Now with Imperial, we have hit the jackpot of funeral vases in both stretch and carnival glass:
Most of the above Imperial Stretch Glass Funeral Vases shown above David Doty in his New “Field Guide of Carnival Glass 2015″ lumps the vases into the pattern name of Smooth Panels by Imperial. The shorter funeral vases have 8 panels and the larger funeral vases have 10 panels. So some collectors call them 8 panel vases and 10 panel vases. As to the colors, Imperial lists “Iris Ice” as the crystal (white); “Blue Ice” is charcoal; “Rose Ice” is marigold; “Green Ice” is teal. They didn’t really have a color name for their amberina. 99% of the red Imperial glass is actually amberina. The vases shown are all a beautiful what may call a cherry red (bright clear red) with yellow in the base of the vase so it technicality is amberina.
In carnival glass, Imperial made the Morning Glory and the Ripple Funeral Vases.
Northwood made one stretch glass funeral vase that we have found. #930 – 15” swung vase is how it is listed in a salesman’s flyer. This vase can be found in blue (similar to celeste blue) and a medium green (an unusual color for Northwood’s Rainbow Line [stretch glass]). The medium green is very close to Fenton’s Florentine Green. In carnival glass, they made the famous Tree Trunk and Edwards and Carwile differentiate between the Tree Trunk and the Tree Trunk Variant funeral vases.
Really thought that there were more patterns of funeral vases in both stretch glass and carnival glass. Have measured every large vase that we have as well as gone through most of our research books on iridescent glass. What funeral vase (base is larger than 5”) patterns have we missed? Carnival or stretch glass? There are some vase bases that are very close to five inches, but tried to stick to the 5” or larger definition set by carnival glass authors.
We are continually asked about how do you display your funeral vases.
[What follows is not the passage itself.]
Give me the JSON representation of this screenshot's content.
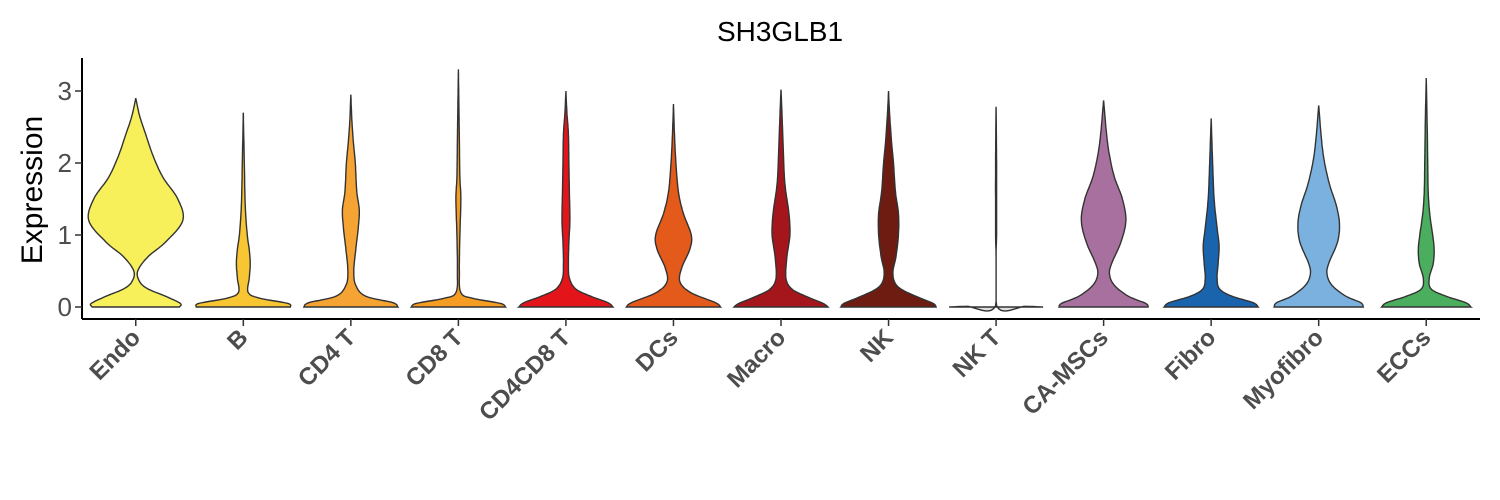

Answer is any place where they fit that is off the floor so the dogs can’t bump into them!
Just a word of caution so hopefully you won’t spoil Valentine’s Day. Do not fill your funeral vase with ice cold water as I did without thinking! If you do, the “ping” fairy will probably visit you. We have a huge 20” marigold Imperial stretch funeral vase that someday will be in two pieces. What we do now if we want to use the vase, we’ll put in a plastic soft container like a potato salad container in which to put the cool (not ice) water and the flowers into. Artificial flowers are not romantic, but they do last longer. Plus they do not require water so you don’t have to worry about the “ping” fairy!